From the New York Times, Jan. 24, 1996

[FROM THE NEW YORK TIMES, JAN. 24, 1996]

As China Threatens Taiwan, It Makes Sure U.S. Listens

(BY PATRICK E. TYLER)

Beijing, January 23: The Chinese leadership has sent unusually explicit warnings to the Clinton Administration that China has completed plans for a limited attack on Taiwan that could be mounted in the weeks after Taiwan's President, Lee Tenghui, wins the first democratic balloting for the presidency in March.

The purpose of this saber-rattling is apparently to prod the United States to rein in Taiwan and President Lee, whose push for greater international recognition for the island of 21 million people, has been condemned here as a drive for independence.

While no one familiar with the threats thinks China is on the verge of risking a catastrophic war against Taiwan, some China experts fear that the Taiwan issue has become such a test of national pride for Chinese leaders that the danger of war should be taken seriously.

A senior American official said the Administration has `no independent confirmation or even credible evidence' that the Chinese are contemplating an attack, and spoke almost dismissively of the prospect.

`They can fire missiles, but Taiwan has some teeth of its own,' the official said. `And does China want to risk that and the international effects?'

The most pointed of the Chinese warnings was conveyed recently through a former Assistant Secretary of Defense, Chas. W. Freeman Jr., who traveled to China this winter for discussions with senior Chinese officials. On Jan. 4, after returning to Washington, Mr. Freeman informed President Clinton's national security adviser, Anthony Lake, that the People's Liberation Army had prepared plans for a missile attack against Taiwan consisting of one conventional missile strike a day for 30 days.

This warning followed similar statements relayed to Administration officials by John W. Lewis, a Stanford University political scientist who meets frequently with senior Chinese military figures here.

These warnings do not mean that an attack on Taiwan is certain or imminent. Instead, a number of China specialists say that China, through `credible preparations' for an attack, hopes to intimidate the Taiwanese and to influence American policy toward Taiwan. The goal, these experts say, is to force Taiwan to abandon the campaign initiated by President Lee, including his effort to have Taiwan seated at the United Nations, and to end high-profile visits by President Lee to the United States and to other countries.

If the threats fail to rein in Mr. Lee, however, a number of experts now express the view that China could resort to force, despite the enormous consequences for its economy and for political stability in Asia.

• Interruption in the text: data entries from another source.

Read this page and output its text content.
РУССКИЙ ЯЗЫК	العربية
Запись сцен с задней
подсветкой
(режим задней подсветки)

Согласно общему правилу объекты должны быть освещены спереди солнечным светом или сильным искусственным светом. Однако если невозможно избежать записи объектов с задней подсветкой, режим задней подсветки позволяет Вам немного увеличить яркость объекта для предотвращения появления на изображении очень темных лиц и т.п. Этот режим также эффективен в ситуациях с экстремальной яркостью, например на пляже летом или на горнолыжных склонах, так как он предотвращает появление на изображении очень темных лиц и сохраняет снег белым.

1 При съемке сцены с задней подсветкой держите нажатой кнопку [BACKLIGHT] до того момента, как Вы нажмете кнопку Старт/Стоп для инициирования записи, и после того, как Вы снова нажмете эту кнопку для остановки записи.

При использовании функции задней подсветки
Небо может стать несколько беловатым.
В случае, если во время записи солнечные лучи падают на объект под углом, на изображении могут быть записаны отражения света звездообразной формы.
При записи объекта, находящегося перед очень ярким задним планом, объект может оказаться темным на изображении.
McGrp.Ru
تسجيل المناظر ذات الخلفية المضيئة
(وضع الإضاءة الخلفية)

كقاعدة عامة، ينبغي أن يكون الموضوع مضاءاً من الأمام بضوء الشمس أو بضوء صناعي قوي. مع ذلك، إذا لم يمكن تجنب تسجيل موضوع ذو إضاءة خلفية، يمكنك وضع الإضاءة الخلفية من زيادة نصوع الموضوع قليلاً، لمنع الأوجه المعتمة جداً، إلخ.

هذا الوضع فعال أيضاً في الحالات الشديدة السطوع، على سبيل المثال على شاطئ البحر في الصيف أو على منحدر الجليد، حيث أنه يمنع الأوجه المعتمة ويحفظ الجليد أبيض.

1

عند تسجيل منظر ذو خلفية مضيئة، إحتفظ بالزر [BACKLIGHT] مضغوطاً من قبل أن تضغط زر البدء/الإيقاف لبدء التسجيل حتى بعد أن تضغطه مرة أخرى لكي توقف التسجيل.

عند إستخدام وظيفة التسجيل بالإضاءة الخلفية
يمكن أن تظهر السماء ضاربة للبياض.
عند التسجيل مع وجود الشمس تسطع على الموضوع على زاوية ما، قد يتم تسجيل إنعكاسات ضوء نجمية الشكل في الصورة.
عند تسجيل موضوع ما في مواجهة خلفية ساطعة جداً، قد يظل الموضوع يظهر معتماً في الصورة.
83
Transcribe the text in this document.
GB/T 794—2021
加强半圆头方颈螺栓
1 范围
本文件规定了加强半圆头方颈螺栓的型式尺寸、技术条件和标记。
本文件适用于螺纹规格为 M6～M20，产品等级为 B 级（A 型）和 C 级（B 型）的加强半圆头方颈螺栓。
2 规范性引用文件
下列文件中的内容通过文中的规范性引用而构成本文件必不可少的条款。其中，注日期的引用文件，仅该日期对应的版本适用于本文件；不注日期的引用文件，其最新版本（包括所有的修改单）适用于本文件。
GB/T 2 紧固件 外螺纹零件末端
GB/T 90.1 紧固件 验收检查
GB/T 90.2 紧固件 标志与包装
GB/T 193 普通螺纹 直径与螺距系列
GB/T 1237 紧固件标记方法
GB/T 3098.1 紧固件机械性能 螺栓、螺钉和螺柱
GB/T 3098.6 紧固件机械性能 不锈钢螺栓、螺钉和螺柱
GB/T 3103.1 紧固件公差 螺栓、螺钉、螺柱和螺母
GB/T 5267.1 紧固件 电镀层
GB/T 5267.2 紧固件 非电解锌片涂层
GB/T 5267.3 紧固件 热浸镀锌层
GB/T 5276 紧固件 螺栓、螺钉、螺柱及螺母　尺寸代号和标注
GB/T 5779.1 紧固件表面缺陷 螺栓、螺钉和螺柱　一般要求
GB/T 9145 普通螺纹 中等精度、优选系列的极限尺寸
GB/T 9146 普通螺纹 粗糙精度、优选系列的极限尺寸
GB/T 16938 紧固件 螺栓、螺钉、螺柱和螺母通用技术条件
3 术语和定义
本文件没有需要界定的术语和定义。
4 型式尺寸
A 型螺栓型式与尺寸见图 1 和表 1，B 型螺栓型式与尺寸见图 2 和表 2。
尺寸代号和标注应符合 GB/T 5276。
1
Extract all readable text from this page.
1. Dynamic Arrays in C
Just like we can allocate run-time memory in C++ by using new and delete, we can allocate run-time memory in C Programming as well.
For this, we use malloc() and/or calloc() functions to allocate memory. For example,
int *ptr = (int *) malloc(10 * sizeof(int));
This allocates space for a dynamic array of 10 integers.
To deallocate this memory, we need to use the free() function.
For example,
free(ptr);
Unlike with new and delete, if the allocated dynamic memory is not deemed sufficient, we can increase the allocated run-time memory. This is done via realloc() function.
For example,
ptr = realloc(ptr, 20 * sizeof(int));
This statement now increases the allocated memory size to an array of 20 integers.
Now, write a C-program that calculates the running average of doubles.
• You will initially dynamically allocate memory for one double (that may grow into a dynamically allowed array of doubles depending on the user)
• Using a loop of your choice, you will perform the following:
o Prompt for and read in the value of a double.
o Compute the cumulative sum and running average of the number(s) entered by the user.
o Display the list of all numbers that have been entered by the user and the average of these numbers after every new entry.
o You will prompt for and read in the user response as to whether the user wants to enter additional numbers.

Since last summer, when the White House allowed Mr. Lee to visit the United States, the Chinese leadership has escalated its attacks on the Taiwan leader, accusing him of seeking to `split the motherland' and undermine the `one China' policy that had been the bedrock of relations between Beijing and its estranged province since 1949.

A Chinese Foreign Ministry spokeman, asked to comment on reports that the Chinese military has prepared plans for military action against Taiwan, said he was awaiting a response from his superiors. Last month, a senior ministry official said privately that China's obvious preparations for military action have been intended to head off an unwanted conflict.

`We have been trying to do all we can to avoid a scenario in which we are confronted in the end with no other option but a military one,' the official said. He said that if China does not succeed in changing Taiwan's course, `then I am afraid there is going to be a war.'

Mr. Freeman described the most recent warning during a meeting Mr. Lake had called with nongovernmental China specialists.